The importance of listening to your social media channels

One of the traps we fell into when dipping our social media toes was to think purely about publishing.

It’s what Archant has done for generations and, to be fair, we’re pretty good at it.

So when Facebook brand pages came along (I’m not even going to go near those initial practises of setting up a brand as a ‘person’) we thought what a great way to publish more links to our web content.

Then came the magical idea of creating RSS feeds to populate those pages. Fantastic, job done. We could just sit back and watch the referral traffic to our websites rise.

Not only that, but Facebook users love to like, share and comment on posts. Great! They’ll start doing it on our automated posts as well. This just keeps getting better.

Obviously, the startling leap in web traffic and awesome comments didn’t materialise. We started to get wiser; to get our heads around what these new-fangled platforms were.

And what are they? They’re places for people to connect and interact.
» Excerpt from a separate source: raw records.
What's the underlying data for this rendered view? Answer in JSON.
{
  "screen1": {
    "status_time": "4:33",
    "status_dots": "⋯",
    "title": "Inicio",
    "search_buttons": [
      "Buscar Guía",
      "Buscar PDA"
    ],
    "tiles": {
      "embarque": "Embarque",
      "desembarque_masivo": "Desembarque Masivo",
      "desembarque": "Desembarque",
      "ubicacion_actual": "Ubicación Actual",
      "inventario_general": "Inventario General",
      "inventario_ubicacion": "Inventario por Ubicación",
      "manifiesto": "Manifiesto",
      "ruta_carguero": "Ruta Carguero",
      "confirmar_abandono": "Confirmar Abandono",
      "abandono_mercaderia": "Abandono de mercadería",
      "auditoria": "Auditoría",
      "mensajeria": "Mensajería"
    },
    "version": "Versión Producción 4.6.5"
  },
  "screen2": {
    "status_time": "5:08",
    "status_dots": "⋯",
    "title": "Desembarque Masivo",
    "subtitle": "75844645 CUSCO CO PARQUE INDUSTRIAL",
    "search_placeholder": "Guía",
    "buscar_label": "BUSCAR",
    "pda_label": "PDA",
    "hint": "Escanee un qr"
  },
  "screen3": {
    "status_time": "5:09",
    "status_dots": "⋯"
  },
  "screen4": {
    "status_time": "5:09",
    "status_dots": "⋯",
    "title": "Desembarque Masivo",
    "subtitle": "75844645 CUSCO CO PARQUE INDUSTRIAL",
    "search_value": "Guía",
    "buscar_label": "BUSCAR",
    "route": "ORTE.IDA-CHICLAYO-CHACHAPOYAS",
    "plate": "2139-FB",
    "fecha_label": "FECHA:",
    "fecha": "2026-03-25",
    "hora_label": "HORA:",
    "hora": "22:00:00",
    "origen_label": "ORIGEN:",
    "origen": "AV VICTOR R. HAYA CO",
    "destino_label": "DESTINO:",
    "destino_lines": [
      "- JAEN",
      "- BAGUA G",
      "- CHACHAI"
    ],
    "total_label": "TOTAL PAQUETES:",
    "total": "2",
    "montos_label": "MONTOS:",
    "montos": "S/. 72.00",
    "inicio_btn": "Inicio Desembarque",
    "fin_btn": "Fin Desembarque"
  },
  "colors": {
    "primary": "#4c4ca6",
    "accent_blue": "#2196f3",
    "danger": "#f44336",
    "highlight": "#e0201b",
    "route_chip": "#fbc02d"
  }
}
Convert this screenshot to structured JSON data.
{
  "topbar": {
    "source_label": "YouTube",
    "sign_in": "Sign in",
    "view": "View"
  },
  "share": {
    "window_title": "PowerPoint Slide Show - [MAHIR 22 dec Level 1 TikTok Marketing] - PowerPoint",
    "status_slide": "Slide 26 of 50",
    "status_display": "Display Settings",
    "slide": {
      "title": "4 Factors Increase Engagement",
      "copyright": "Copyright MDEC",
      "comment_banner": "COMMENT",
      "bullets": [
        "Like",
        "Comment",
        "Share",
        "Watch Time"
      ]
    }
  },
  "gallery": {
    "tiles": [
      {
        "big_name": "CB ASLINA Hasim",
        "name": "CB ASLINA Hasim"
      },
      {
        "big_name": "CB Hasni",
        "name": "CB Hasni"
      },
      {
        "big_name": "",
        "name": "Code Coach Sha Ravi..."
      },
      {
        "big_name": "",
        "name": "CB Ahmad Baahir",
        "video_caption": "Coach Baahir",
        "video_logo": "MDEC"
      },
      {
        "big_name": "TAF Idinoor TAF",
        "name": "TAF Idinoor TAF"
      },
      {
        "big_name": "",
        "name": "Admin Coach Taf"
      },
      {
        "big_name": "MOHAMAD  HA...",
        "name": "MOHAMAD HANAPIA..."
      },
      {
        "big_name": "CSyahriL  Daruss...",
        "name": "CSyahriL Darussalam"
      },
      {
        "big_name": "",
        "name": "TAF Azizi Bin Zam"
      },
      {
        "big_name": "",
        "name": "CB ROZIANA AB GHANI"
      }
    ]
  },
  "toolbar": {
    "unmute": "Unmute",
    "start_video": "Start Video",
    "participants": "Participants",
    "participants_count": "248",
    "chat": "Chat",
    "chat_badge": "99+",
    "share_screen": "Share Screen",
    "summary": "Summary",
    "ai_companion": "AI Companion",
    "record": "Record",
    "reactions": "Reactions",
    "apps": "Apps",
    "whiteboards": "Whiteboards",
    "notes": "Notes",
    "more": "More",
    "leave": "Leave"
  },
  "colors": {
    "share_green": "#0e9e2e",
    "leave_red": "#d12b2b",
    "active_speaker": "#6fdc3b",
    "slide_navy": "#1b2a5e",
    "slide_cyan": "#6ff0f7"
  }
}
This week, I’ve read pieces describing Facebook as a party and social media as a cocktail party or town square. And you wouldn’t turn up to a party and begin to shout in the hope that someone might eventually choose to listen to you. (You might do that in the town square but you’d probably end up being driven away in the back of a police car)

So, how does this apply to activity within Archant? Well, here are a couple of examples of how we’re listening and then even using it to generate extra content.

The first example took place last Friday evening via the @EDP24 Twitter account.

We’d been asked to look out how we could generate some extra print sales via our social media accounts.

We agreed on a strategy and began to implement it but it soon became apparent that our tweets were failing to hit the right chord.

I could embed a whole conversation between a few @EDP24 followers (if the embed server was working) and the account itself but it would go on for too long. The gist was that the promotional style posts were not appreciated.

“You have to earn your place in a timeline” said the excellent @Brays_Cottage, who is absolutely spot on.

Responding through the @EDP24 account, I thanked the followers for their feedback and my line manager and I had a conversation about the posts on Monday.

I don’t think the promotional message was the problem – it was the fact that they were written in a ‘Super Soaraway Sun’ style which isn’t a genuine method of interacting.

Hopefully, we’ve learned our lesson and it proves just how important it is for brand accounts to listen as it is to publish. You don’t simply push, push, push through your individual account so why should your brand account be any different? It’s still taking up the same space in a newsfeed or a timeline so it most definitely does have to work at earning that space.

The second example is of how we’ve used audience comments to generate extra content. A particularly engaging Facebook post will be cause for a decent debate so why not share that debate on our own websites?

The recent planning application by supermarket chain Morrisons in north Norwich generated some good comments so we did this with them. Well worth it, even if it did receive the perfectly-crafted response from ‘biglingers’, one of our lovely, lovely website commenters 😉


Joey Barton taking the pass on Twitter

Not many sports journalists (I used to be one) have written the short sentence: Fair play to Joseph Barton.

But I had to smile today when Barton took to Twitter to poke fun at himself.

Yesterday, football journalists and fans were giggling at his ridiculous ‘Allo ‘Allo post-match press conference video. You were just waiting for him to use the words ‘shot’ and ‘pass’.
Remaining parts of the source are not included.